Een balut is een bijna ontwikkeld embryokuiken dat in delen van Azië gewoonlijk wordt gekookt en als straatvoedsel wordt gegeten.
De oorspronkelijke archeologen hebben geen aanwijzingen gevonden voor de kasuarissen. De weinige kasuarisbotten die op locaties zijn gevonden, zijn alleen die van de vlezige delen - poot en dij - wat suggereert dat het gejaagde vogels waren, verwerkt in het wild en alleen de meest vlezige delen werden naar huis vervoerd.
"We hebben ook gekeken naar branden op de eierschalen, " zei Douglass. "Er zijn genoeg monsters van eierschalen in een laat stadium die niet branden, zodat we kunnen zeggen dat ze aan het uitbroeden waren en ze niet aten."
Om met succes kasuariskuikens uit te laten komen en groot te brengen, de mensen zouden moeten weten waar de nesten waren, weten wanneer de eieren zijn gelegd en ze net voor het uitkomen uit het nest halen. Terug in het late Pleistoceen, volgens Douglass, mensen verzamelden doelbewust deze eieren en deze studie suggereert dat mensen niet alleen eieren oogstten om de inhoud op te eten.

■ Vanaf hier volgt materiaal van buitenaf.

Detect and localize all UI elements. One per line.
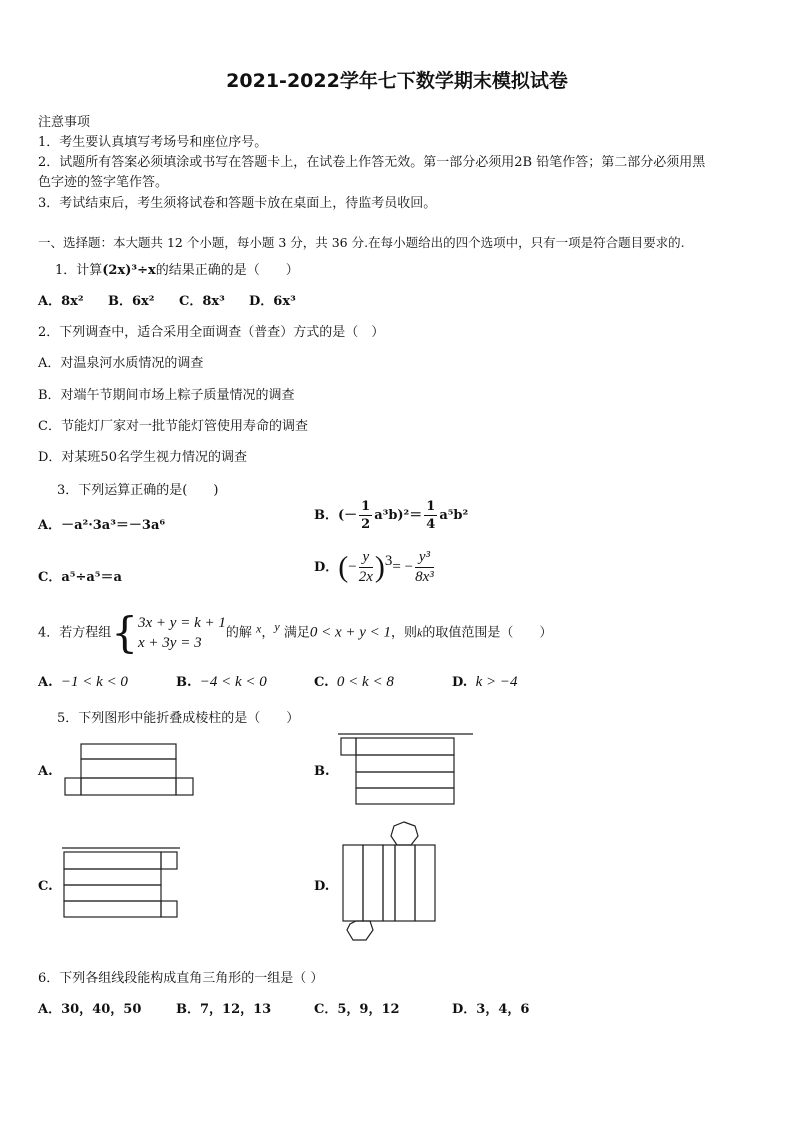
q1-option-c: C．8x³ (179, 294, 225, 309)
q5-label-b: B. (314, 764, 330, 779)
q4-mid2: 满足 (283, 625, 310, 641)
q4-a-label: A. (38, 675, 53, 690)
question-5-stem: 5．下列图形中能折叠成棱柱的是（ ） (57, 711, 300, 726)
q3-b-label: B． (314, 508, 338, 523)
net-figure-d (338, 820, 440, 948)
q3-d-eq: = − (392, 559, 414, 575)
q1-suffix: 的结果正确的是（ ） (155, 263, 299, 278)
q4-option-b (176, 674, 267, 691)
q4-c-label: C. (314, 675, 329, 690)
q4-suffix: 的取值范围是（ ） (422, 625, 553, 641)
q2-option-c: C．节能灯厂家对一批节能灯管使用寿命的调查 (38, 419, 308, 434)
q3-option-d: D．(− $\frac{y}{2x}$ )$^3$= − $\frac{\text{y³}}{\text{8x³}}$ (314, 549, 434, 585)
q3-b-pre: (－ (338, 508, 358, 523)
q4-eq2: x + 3y = 3 (138, 635, 202, 651)
q2-option-b: B．对端午节期间市场上粽子质量情况的调查 (38, 388, 295, 403)
q3-a-expr: －a²·3a³＝－3a⁶ (61, 518, 166, 533)
net-figure-a (60, 742, 200, 798)
notice-item: 3．考试结束后，考生须将试卷和答题卡放在桌面上，待监考员收回。 (38, 196, 437, 211)
q1-option-a: A．8x² (38, 294, 84, 309)
q6-option-c: C．5，9，12 (314, 1002, 400, 1017)
q5-label-a: A. (38, 764, 53, 779)
notice-item: 1．考生要认真填写考场号和座位序号。 (38, 135, 268, 150)
q1-option-b: B．6x² (108, 294, 155, 309)
q4-condition: 0 < x + y < 1 (309, 624, 392, 641)
q1-expr: (2x)³÷x (102, 263, 156, 278)
q1-option-d: D．6x³ (249, 294, 296, 309)
question-6-stem: 6．下列各组线段能构成直角三角形的一组是（ ） (38, 971, 324, 986)
section-heading: 一、选择题：本大题共 12 个小题，每小题 3 分，共 36 分.在每小题给出的四个选项中，只有一项是符合题目要求的. (38, 235, 685, 250)
q3-d-label: D． (314, 560, 339, 575)
q4-mid3: ，则 (391, 625, 418, 641)
page-title: 2021-2022学年七下数学期末模拟试卷 (226, 70, 568, 92)
net-figure-c (58, 846, 182, 918)
question-2-stem: 2．下列调查中，适合采用全面调查（普查）方式的是（ ） (38, 325, 385, 340)
q2-option-a: A．对温泉河水质情况的调查 (38, 356, 204, 371)
q6-option-a: A．30，40，50 (38, 1002, 142, 1017)
q3-b-den: 2 (361, 517, 371, 532)
q3-option-c (38, 566, 122, 585)
q5-label-d: D. (314, 879, 330, 894)
q3-d-num2: y³ (415, 550, 434, 568)
q3-d-den: 2x (358, 569, 373, 585)
q5-label-c: C. (38, 879, 53, 894)
q3-c-expr: a⁵÷a⁵＝a (61, 570, 122, 585)
q3-option-a (38, 514, 165, 533)
question-4-stem: 4．若方程组{ 3x + y = k + 1 x + 3y = 3 的解 x，y 满足0 < x + y < 1，则k的取值范围是（ ） (38, 608, 553, 657)
q3-b-mid: a³b)²＝ (374, 508, 423, 523)
q4-option-c (314, 674, 394, 691)
q4-d-label: D. (452, 675, 468, 690)
q4-option-a (38, 674, 128, 691)
q3-d-exp: 3 (384, 553, 393, 569)
q2-option-d: D．对某班50名学生视力情况的调查 (38, 450, 247, 465)
q4-option-d (452, 674, 518, 691)
q3-option-b (314, 500, 468, 531)
q4-eq1: 3x + y = k + 1 (138, 615, 226, 631)
question-3-stem: 3．下列运算正确的是( ) (57, 483, 219, 498)
net-figure-b (336, 733, 476, 805)
q4-b-expr: −4 < k < 0 (199, 674, 267, 690)
q6-option-b: B．7，12，13 (176, 1002, 272, 1017)
q1-prefix: 1．计算 (55, 263, 103, 278)
q6-option-d: D．3，4，6 (452, 1002, 530, 1017)
q3-b-post: a⁵b² (439, 508, 469, 523)
q3-b-num: 1 (361, 499, 371, 514)
q4-var-k: k (417, 625, 423, 640)
q3-b-num2: 1 (426, 499, 436, 514)
q4-d-expr: k > −4 (475, 674, 518, 690)
q4-mid1: 的解 (225, 625, 252, 641)
q4-c-expr: 0 < k < 8 (336, 674, 394, 690)
notice-heading: 注意事项 (38, 115, 91, 130)
q4-prefix: 4．若方程组 (38, 625, 112, 641)
q4-a-expr: −1 < k < 0 (60, 674, 128, 690)
notice-item: 色字迹的签字笔作答。 (38, 175, 169, 190)
q3-d-num: y (359, 550, 373, 568)
question-1-stem (55, 259, 299, 278)
q3-c-label: C． (38, 570, 62, 585)
q3-b-den2: 4 (426, 517, 436, 532)
q4-b-label: B. (176, 675, 192, 690)
q3-a-label: A． (38, 518, 62, 533)
notice-item: 2．试题所有答案必须填涂或书写在答题卡上，在试卷上作答无效。第一部分必须用2B 铅笔作答；第二部分必须用黑 (38, 155, 706, 170)
q4-var-y: y (274, 619, 280, 634)
q3-d-den2: 8x³ (415, 569, 434, 585)
q4-var-x: x (256, 621, 262, 636)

Ook aan dit project vanuit Penn State werkten Priyangi Bulatsinhala, assistent docent statistiek; Tim Tighe, assistent onderzoeksprofessor, Instituut voor materiaalonderzoek; en Andrew L. Mack, subsidie- en contractcoördinator, Penn State Altoona.
Anderen die aan het project werken, zijn onder meer Dylan Gaffney, afgestudeerde student, Universiteit van Cambridge, VK; Theresa J. Feo, senior wetenschappelijk medewerker, Californische Raad voor Wetenschap en Technologie; en Megan Spitzer, onderzoeksassistent; Scott Whittaker, manager, wetenschappelijke beeldvorming; Helen Jacobus, onderzoek zoöloog en curator van vogels; en Torben Rick, conservator Noord-Amerikaanse archeologie, allemaal in het Natural Museum of Natural History, Smithsonian Instituut. Glenn R. Summerhayes, hoogleraar archeologie, Universiteit van Otago, Nieuw-Zeeland; en Zanell Brand, productie wetenschapper, Onderzoeksboerderij Oudtshoorn, Elsenburg, Afdeling van landbouw, West-Kaap regering, Zuid-Afrika, ook aan het project gewerkt.